Quando Crimmens lo aveva identificato come testimone, Tomaso viveva con la sua ragazza a Silver Lake, ma quando lo avevo contattato io, dieci settimane dopo, Tomaso e la ragazza si erano lasciati e lui alloggiava temporaneamente a Los Feliz presso un amico, un certo Jack Eisley. Io lo avevo interrogato proprio lì, a casa di questo Eisley, e avevo conservato l'indirizzo e il numero di telefono. Terminato di fotocopiare tutto, separai gli originali dalle copie e tornai alla scrivania con il numero di Eisley.

Dopo due anni, le probabilità erano scarse, ma provai comunque. Dopo cinque squilli, rispose la segreteria telefonica.

«Sono Jack. Lasciate un messaggio dopo il bip.»

«Signor Eisley, sono Elvis Cole. Forse si ricorda di me: due anni fa sono venuto a casa sua per parlare con Angel Tomaso. Sto cercando di rintracciare Angel, ma non ho il suo numero aggiornato. Potrebbe richiamarmi, per favore?»

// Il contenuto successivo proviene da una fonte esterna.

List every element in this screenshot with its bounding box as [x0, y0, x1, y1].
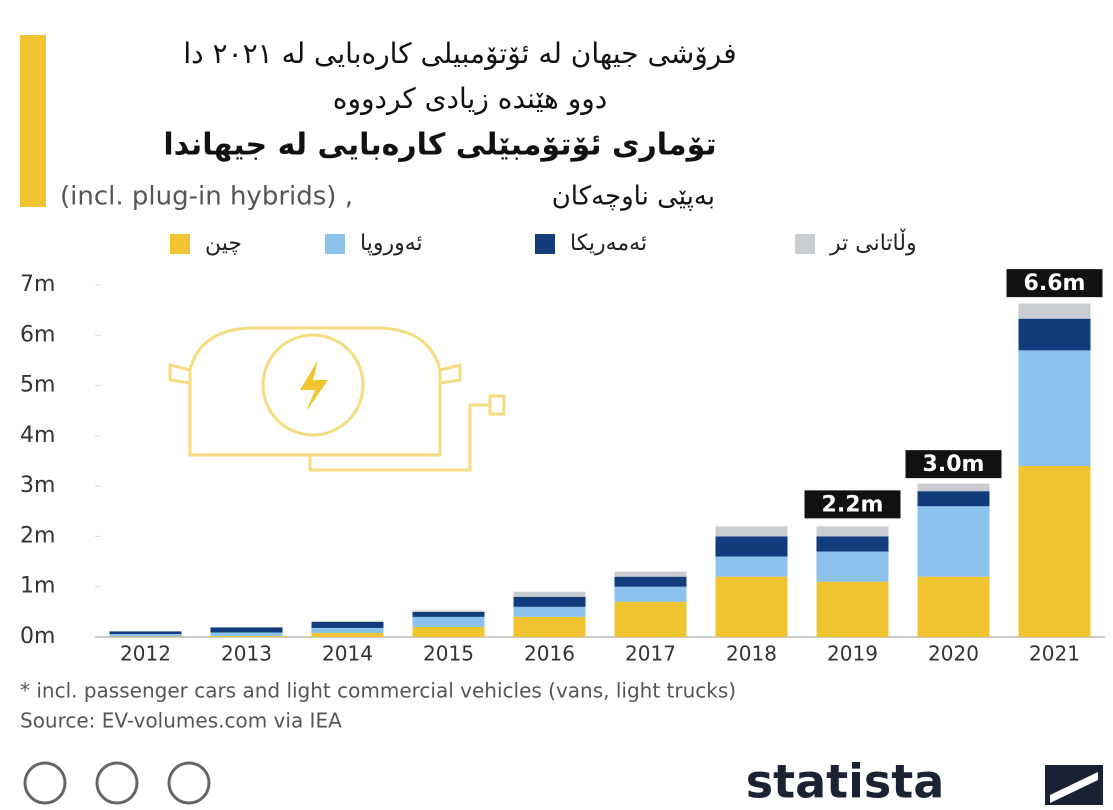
accent-bar: [20, 35, 46, 207]
chart-subtitle: تۆماری ئۆتۆمبێلی کارەبایی لە جیهاندا: [163, 128, 716, 163]
bar-segment: [816, 536, 889, 552]
chart-subtitle-line2: بەپێی ناوچەکان: [552, 182, 715, 212]
bar-segment: [210, 635, 283, 637]
x-tick-label: 2014: [322, 642, 373, 666]
legend-swatch: [535, 234, 555, 254]
bar-segment: [816, 581, 889, 637]
x-tick-label: 2012: [120, 642, 171, 666]
bar-segment: [412, 626, 485, 637]
bar-segment: [412, 611, 485, 617]
x-tick-label: 2018: [726, 642, 777, 666]
y-tick-label: 1m: [20, 574, 55, 599]
bar-segment: [614, 576, 687, 587]
bar-segment: [210, 632, 283, 636]
car-icon: [168, 326, 506, 472]
bar-segment: [917, 491, 990, 507]
bar-segment: [917, 506, 990, 577]
bar-segment: [917, 576, 990, 637]
total-label-box: [905, 450, 1002, 479]
total-label-box: [804, 490, 901, 519]
brand-logo-stripe: [1050, 772, 1098, 803]
x-tick-label: 2013: [221, 642, 272, 666]
x-tick-label: 2016: [524, 642, 575, 666]
total-label-box: [1006, 269, 1103, 298]
legend-label: چین: [205, 231, 242, 256]
y-tick-label: 4m: [20, 423, 55, 448]
bar-segment: [210, 626, 283, 628]
bar-segment: [1018, 466, 1091, 637]
x-tick-label: 2021: [1029, 642, 1080, 666]
bar-segment: [1018, 303, 1091, 319]
total-label: 2.2m: [822, 492, 884, 517]
legend-label: ئەوروپا: [360, 231, 423, 256]
bar-segment: [210, 627, 283, 633]
bar-segment: [412, 610, 485, 612]
y-tick-label: 2m: [20, 523, 55, 548]
y-tick-label: 7m: [20, 272, 55, 297]
bar-segment: [513, 591, 586, 597]
chart-subtitle-en: (incl. plug-in hybrids) ,: [60, 182, 353, 212]
bar-segment: [311, 632, 384, 637]
y-tick-label: 0m: [20, 624, 55, 649]
bar-segment: [109, 630, 182, 632]
footnote: * incl. passenger cars and light commerc…: [20, 679, 736, 703]
chart-title-line2: دوو هێندە زیادی کردووە: [333, 82, 607, 115]
bar-segment: [816, 551, 889, 582]
bar-segment: [715, 526, 788, 537]
bar-segment: [311, 627, 384, 633]
legend-label: ئەمەریکا: [570, 231, 647, 256]
y-tick-label: 3m: [20, 473, 55, 498]
bar-segment: [816, 526, 889, 537]
y-tick-label: 5m: [20, 373, 55, 398]
legend-swatch: [795, 234, 815, 254]
bar-segment: [614, 601, 687, 637]
bar-segment: [513, 616, 586, 637]
bar-segment: [412, 616, 485, 627]
bar-segment: [513, 596, 586, 607]
legend-swatch: [325, 234, 345, 254]
bar-segment: [311, 620, 384, 622]
bar-segment: [109, 633, 182, 637]
bar-segment: [513, 606, 586, 617]
bar-segment: [311, 621, 384, 628]
source: Source: EV-volumes.com via IEA: [20, 709, 342, 733]
bar-segment: [614, 586, 687, 602]
bar-segment: [715, 536, 788, 557]
bar-segment: [715, 556, 788, 577]
chart-title: فرۆشی جیهان لە ئۆتۆمبیلی کارەبایی لە ٢٠٢…: [183, 37, 736, 70]
bar-segment: [1018, 350, 1091, 467]
x-tick-label: 2017: [625, 642, 676, 666]
total-label: 6.6m: [1024, 271, 1086, 296]
y-tick-label: 6m: [20, 322, 55, 347]
license-icons: [23, 761, 211, 805]
bar-segment: [109, 636, 182, 637]
total-label: 3.0m: [923, 452, 985, 477]
x-tick-label: 2019: [827, 642, 878, 666]
bar-segment: [1018, 318, 1091, 351]
legend-swatch: [170, 234, 190, 254]
brand: statista: [746, 755, 945, 809]
x-tick-label: 2020: [928, 642, 979, 666]
bar-segment: [614, 571, 687, 577]
x-tick-label: 2015: [423, 642, 474, 666]
bar-segment: [109, 631, 182, 634]
legend-label: وڵاتانی تر: [829, 228, 917, 256]
bar-segment: [715, 576, 788, 637]
bar-segment: [917, 483, 990, 492]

Lasciai il numero dell'ufficio e del cellulare.

Un passo avanti.

Forse.

Fare qualcosa mi faceva sentire un po' meglio, ma non molto. Stavo andando verso la porta con le copie del fascicolo per Levy quando squillò il telefono. Forse era l'ora tarda, ma gli squilli mi parvero più forti del solito.

Tornai alla scrivania.

Il telefono squillò ancora.

Esitai, poi mi sentii uno stupido.

«Agenzia Investigativa Elvis Cole.»

Silenzio.

«Pronto?»

Si sentiva solo respirare.

«Pronto?»

Riattaccò.

Attesi che il telefono squillasse di nuovo, ma l'apparecchio rimase silenzioso. Me ne tornai a casa a guardare il notiziario.